2 学校等は、学校等相互に、並びに保護者、市民等及び地域団体と協力し、子どもが生きる力を身に付けられるような教育環境づくりに努めなければならない。
3 学校等は、子どもの問題の未然防止、早期の発見及び対応に努めなければならない。
(地域団体の役割)
第13条 地域団体は、保護者から子ども又は子育てについての相談があったときは、その相談に応じ、助言、関係機関の情報提供その他の必要な支援を行うよう努めるものとする。
2 地域団体は、市民等が自主的に行う子ども・子育て支援のための取組に協力するよう努めるものとする。
3 地域団体は、子どもが豊かな心、生きる力及び社会性を養うための体験活動及び知識習得等の機会を提供するよう努めるものとする。
4 地域団体は、子ども・子育て支援において相互に連携するよう努めるものとする。
(事業者の役割)
第14条 事業者は、子育てにおける保護者の役割を理解し、仕事と子育てとが両立できるよう、労働環境の整備に努めるものとする。
(保護者の役割)
第15条 保護者は、自らが子育てにおいて最も重要な責任を担うことを自覚し、子どもの健やかで豊かな人間性を育むよう努めるものとする。
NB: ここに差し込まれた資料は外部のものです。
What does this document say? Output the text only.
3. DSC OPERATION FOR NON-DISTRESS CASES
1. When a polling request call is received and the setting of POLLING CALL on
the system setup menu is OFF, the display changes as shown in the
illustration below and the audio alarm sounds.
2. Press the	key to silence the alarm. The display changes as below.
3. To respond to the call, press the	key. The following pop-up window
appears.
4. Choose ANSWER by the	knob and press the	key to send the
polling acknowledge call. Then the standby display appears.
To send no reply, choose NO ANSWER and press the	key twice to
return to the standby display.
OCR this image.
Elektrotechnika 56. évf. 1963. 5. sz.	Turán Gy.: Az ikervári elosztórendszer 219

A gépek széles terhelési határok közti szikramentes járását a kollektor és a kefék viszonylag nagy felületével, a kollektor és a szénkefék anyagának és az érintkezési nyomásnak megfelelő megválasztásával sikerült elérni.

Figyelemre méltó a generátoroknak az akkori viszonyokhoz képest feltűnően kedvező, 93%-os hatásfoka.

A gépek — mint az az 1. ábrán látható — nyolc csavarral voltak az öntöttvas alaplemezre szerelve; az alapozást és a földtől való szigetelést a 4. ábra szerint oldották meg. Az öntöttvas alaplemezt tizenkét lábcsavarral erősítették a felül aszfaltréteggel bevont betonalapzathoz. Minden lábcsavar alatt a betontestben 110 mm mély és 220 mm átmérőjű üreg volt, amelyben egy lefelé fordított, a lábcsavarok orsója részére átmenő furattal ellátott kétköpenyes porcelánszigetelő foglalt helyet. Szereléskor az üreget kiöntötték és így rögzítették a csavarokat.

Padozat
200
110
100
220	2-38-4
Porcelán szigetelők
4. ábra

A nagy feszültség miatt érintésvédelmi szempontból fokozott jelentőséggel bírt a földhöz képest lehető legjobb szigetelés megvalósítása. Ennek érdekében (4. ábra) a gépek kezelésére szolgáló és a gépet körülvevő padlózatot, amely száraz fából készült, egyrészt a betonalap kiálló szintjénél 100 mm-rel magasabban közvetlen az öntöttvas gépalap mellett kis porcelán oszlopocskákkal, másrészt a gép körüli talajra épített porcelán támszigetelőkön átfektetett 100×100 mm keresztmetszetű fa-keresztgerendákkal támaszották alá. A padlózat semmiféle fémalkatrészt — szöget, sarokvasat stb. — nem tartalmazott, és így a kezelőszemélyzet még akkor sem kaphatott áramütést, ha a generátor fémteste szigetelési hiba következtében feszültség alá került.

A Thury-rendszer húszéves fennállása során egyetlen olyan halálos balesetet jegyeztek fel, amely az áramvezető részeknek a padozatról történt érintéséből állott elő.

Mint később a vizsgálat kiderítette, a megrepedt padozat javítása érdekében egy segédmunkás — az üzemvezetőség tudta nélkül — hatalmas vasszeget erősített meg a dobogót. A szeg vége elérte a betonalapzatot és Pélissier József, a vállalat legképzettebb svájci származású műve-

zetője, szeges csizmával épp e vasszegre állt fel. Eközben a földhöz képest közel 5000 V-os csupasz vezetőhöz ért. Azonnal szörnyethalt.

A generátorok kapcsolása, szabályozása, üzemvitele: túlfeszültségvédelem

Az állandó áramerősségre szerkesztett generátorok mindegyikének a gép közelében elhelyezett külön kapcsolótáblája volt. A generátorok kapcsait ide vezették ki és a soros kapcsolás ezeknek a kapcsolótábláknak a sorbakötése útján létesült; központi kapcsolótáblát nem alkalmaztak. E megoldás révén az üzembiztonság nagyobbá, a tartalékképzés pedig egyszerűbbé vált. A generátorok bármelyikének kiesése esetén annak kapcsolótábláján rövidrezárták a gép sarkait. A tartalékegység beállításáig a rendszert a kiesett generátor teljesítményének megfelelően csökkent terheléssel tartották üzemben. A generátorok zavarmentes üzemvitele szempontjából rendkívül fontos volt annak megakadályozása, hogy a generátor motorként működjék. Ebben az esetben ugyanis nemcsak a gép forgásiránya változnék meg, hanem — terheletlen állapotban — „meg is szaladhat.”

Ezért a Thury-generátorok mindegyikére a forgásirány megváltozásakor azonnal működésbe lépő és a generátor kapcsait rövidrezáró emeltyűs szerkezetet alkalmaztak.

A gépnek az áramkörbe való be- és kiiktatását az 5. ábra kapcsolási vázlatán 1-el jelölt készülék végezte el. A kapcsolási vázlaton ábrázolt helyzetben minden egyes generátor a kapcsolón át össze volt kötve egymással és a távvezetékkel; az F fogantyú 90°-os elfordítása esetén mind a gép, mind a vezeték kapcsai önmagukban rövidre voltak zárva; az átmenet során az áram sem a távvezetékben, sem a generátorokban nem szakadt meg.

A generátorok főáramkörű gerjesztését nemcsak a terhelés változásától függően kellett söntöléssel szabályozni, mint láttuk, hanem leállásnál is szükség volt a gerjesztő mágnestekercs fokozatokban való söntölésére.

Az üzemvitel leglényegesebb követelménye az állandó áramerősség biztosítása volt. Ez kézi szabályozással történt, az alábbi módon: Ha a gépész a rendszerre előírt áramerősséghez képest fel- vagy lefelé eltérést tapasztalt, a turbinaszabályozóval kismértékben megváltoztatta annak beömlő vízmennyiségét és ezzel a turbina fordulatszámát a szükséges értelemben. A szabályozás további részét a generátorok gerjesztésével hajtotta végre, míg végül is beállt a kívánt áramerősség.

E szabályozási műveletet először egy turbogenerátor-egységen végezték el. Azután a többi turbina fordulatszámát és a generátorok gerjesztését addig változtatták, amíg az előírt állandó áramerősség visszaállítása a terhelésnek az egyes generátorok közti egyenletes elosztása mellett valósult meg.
2 保護者は、子どもが自らを大切にする心を持ち、基本的な生活習慣及び規範意識を身に付けられるよう、愛情を持って育てるよう努めるものとする。
3 保護者は、子どもと地域との関わりが子どもの健やかな成長に資することに鑑み、子どもが地域と関わる機会を提供するよう努めるものとする。
(子どもが大切にすること)
第16条 子どもは、その発達及び年齢に応じて、次の各号に掲げる事項について大切にすることとする。
(1) 自らを大切にし、自らの権利について考えること。
(2) 他人を思いやる気持ちを養い、他人の権利を尊重すること。
(3) 遊び及び学びを通して、社会性を養い、社会の一員として規範を守ること。
(4) 自立に向けて、生きる力及び主体性を養うこと。
第4章 人権教育の推進
(人権教育)
第17条 市は、子どもの人権を尊重する心を育むため、幼児期からの継続した人権教育を推進しなければならない。
2 学校等は、子どもの人権感覚を養い、人権意識を高揚させるため、その発達及び年齢に応じた人権教育に取り組まなければならない。
3 学校等は、人権教育に関する教職員の研修に取り組まなければならない。
4 市民等は、子どもの人権を尊重する心を育むため、子どもの模範となるよう努めるものとする。
附則
(施行期日)
1 この条例は、平成31年10月1日から施行する。
(経過措置)
2 この条例の施行の際現に策定している古賀市子ども・子育て支援事業計画は、第4条の規定により策定した行動計画とみなす。
附則(令和3年3月26日条例第6号)
この条例は、令和3年4月1日から施行する。